On this particular project, the table was a family table used by a family of six.  The parents are now deceased and naturally the sentimental attachments are there… besides the client is a friend.

The table is a Federal Style Drop Leaf originally made between 1800 and 1841 (according to my research).  More than likely the table was made in Richmond, Williamsburg or Norfolk, Virginia.  There was no maker’s make.  According to the inscription on the underside, the table had been given to my client’s father, William Smith, back in 1972 by the widow of Joseph Tabb who owned  Summerville Plantation in Gloucester, Virginia.  It served as the Smith family dining table for decades.  During its journies, it had been moved a lot and laid in storage.  The table was stained with a number of circular black stains and it had hundreds of scratches and deep gouges.  The table skirt was missing veneer.  Truthfully, it was pretty beat up and I wondered what I had gotten myself into.

 

The top has a flame pattern in the grain and it was thought to be walnut or possibly mahogany.  I photographed it and sent it far and wide around the globe and the unanimous consensus was that it was indeed walnut.  Much to my surprise, it’s not.

The whole top (and drop leaf) is made of a single slab of Osage Orange.  AWESOME!  The tree it was milled from must have been huge.

The largest one I have ever seen still lives at Santee Farm in Corbin, Virginia and is said to be about 300 years old and is in Virginia’s historical register as the oldest known Osage Orange tree and is about five feet wide.  On this particular tabletop, the tree must have been at least 8′ wide and probably older than Moses.  Not a far stretch when considering Capt. John Smith arrived in 1607 to establish the Jamestown Colony and Fredericksburg was considered “frontier” in 1720.

As written in colonists’ journals, the trees were massive and one could easily navigate a horse-drawn carriage through the woods.  What a site that must have been.  The Indians had practiced controlled burns in the forest for millennia to eliminate underbrush (preventing enemies from sneaking up)  plus they possessed no steel axes. Fallen limbs were used for firewood.  It was said that a squirrel could venture from the Atlantic to the Mississipi without touching the ground.  Don’t know that to be a fact but the old growth canopy must have been fantastic.

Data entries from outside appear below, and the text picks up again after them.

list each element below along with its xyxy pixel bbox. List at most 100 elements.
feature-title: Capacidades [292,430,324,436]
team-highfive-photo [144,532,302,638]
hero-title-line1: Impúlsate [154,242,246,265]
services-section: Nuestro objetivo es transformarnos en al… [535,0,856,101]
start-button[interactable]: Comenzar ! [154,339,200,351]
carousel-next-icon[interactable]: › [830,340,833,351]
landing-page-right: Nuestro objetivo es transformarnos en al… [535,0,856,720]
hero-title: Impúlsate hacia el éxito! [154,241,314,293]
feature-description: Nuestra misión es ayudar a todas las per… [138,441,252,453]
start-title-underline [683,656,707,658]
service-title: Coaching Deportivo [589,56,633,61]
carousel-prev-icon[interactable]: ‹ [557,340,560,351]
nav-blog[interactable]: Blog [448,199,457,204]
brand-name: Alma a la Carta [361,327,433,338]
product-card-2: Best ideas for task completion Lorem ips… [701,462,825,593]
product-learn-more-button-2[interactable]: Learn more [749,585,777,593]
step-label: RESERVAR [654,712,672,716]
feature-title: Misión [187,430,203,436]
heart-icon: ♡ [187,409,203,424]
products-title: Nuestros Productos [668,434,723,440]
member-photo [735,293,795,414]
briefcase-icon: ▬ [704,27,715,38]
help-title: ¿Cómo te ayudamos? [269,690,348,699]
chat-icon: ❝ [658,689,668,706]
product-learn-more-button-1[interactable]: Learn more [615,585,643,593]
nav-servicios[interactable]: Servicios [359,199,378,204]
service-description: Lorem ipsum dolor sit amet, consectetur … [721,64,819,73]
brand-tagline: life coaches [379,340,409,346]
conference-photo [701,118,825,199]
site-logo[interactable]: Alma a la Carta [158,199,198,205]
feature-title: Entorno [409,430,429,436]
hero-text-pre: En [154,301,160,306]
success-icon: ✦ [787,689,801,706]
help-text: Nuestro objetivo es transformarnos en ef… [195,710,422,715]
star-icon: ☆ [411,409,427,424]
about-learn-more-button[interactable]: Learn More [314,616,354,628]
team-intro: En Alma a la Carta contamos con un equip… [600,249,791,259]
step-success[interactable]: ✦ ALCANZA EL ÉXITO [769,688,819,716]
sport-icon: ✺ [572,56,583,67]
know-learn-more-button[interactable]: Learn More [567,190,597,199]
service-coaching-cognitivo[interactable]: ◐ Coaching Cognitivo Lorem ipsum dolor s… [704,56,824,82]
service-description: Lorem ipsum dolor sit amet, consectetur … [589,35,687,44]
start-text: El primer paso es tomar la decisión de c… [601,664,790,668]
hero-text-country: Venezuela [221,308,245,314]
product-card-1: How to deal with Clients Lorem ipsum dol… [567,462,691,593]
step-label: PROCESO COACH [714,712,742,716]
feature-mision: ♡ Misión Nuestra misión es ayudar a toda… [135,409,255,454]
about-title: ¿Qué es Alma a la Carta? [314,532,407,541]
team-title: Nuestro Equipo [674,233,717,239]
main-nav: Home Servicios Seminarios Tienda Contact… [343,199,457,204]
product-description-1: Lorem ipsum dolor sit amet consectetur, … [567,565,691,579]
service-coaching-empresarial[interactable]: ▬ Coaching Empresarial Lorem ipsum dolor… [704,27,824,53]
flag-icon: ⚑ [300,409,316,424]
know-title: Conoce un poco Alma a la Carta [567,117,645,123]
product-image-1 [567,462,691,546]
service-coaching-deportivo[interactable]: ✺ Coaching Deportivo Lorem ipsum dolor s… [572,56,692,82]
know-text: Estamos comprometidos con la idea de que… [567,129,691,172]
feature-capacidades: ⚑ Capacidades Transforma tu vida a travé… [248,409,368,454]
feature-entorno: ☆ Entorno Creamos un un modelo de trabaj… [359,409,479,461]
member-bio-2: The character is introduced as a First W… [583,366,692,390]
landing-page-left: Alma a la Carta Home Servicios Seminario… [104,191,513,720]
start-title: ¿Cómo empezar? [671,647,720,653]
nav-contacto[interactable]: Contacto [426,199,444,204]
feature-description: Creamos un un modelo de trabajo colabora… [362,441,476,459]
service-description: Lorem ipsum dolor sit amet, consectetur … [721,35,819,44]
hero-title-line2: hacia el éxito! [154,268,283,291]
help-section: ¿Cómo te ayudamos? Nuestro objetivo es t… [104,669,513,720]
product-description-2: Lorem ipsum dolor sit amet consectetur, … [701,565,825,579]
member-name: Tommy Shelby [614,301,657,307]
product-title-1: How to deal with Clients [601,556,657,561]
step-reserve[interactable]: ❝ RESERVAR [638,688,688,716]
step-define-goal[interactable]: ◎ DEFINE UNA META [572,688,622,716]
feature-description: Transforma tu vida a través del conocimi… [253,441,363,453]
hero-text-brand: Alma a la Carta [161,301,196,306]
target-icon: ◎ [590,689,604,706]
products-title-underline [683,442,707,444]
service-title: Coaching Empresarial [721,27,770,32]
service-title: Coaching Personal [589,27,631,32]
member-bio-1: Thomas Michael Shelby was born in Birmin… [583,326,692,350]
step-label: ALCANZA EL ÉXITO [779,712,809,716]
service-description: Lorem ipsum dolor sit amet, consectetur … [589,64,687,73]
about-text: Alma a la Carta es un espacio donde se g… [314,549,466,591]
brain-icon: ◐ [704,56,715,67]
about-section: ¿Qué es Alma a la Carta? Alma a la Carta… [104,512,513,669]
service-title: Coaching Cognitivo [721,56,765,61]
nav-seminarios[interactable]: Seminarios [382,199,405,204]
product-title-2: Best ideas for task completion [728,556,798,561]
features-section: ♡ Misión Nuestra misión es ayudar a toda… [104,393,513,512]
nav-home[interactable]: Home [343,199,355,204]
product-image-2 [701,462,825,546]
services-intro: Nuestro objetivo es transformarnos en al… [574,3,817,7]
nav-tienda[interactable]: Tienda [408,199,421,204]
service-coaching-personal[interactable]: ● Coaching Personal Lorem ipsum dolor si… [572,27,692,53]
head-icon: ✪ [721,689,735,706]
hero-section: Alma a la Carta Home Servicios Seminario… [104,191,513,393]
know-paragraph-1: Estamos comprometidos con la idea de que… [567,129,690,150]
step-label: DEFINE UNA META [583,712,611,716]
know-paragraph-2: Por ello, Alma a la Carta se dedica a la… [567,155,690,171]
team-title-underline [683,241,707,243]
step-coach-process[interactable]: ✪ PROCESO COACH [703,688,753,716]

How I determined that it was Osage Orange wood began after the stripping process.  The top had numerous coats of shellac and some crude attempts at filling the gouges.  When the stripping process was complete I was a bit perplexed at what type of wood it was.  It had the grain pattern of walnut but the wood certainly was not.  Dragging a card scraper over it produced a fine orange dust.  Odd.  It had to be a North American hardwood but nothing I had ever worked with.  It wasn’t typical and the slab was huge.  So what was it?

Well, after a lot of research and looking at a ton of photos I was certain that it was Osage Orange.  I even ordered some Osage Orange sawdust on Amazon, and sure enough, it was an exact match.  Osage Orange is named after the native Osage tribe of American Indians that prized the wood for making bows.  The tight grained wood posses properties that when dry remains flexible and is impervious to decay or rot.  The “orange” part comes from the fruit it bears that is a bright lime green orange sized sphere.  The wood is still prized for fence posts today since they seem to last forever.

The rather bland looking naked wood reacts to mineral spirits in an amazing way.  It instantly transforms to a beautiful reddish brown and the grain patterns explode.  Simply stunning.

The black rings were a nuisance and looked bad.  I treated them with oxalic acid and they faded away after several applications.  The lighter scratches were lifted using water and a hot iron.  The deeper gouges were filled with clear epoxy resin and planed flush.  The tops were then hand sanded.

The drop leaf had a very faint 12″ long split.  Two walnut bow-ties were installed on the underside to brace the split, and it was also filled with epoxy resin.

The legs are made of walnut as was the veneer.  The frame is poplar and pine.  The frame and legs were all loose and needed stabilizing as did the frame corners.  Dowels were installed everywhere, pieces were reglued, and it is now rock solid.

The remaining walnut veneer was removed and replaced.  The legs were refinished using #000 steel wool and mineral spirits.  Everything was finished with several coats of Danish oil, then top-coated with wax, then buffed.

Note: there was no stain was applied anywhere.

All the handwrought hinges were restored.

Now it’s restored to its original beauty.  Hopefully, it will last another 200 years.

In the shop:

In natural light (much better):

It was an interesting yet very time-consuming project (it took about 80 hours total), four times longer than what I originally estimated.   While working on it I couldn’t help but wonder about the craftsmen of yesteryear that built it and the stories that table could tell from the people who sat around it.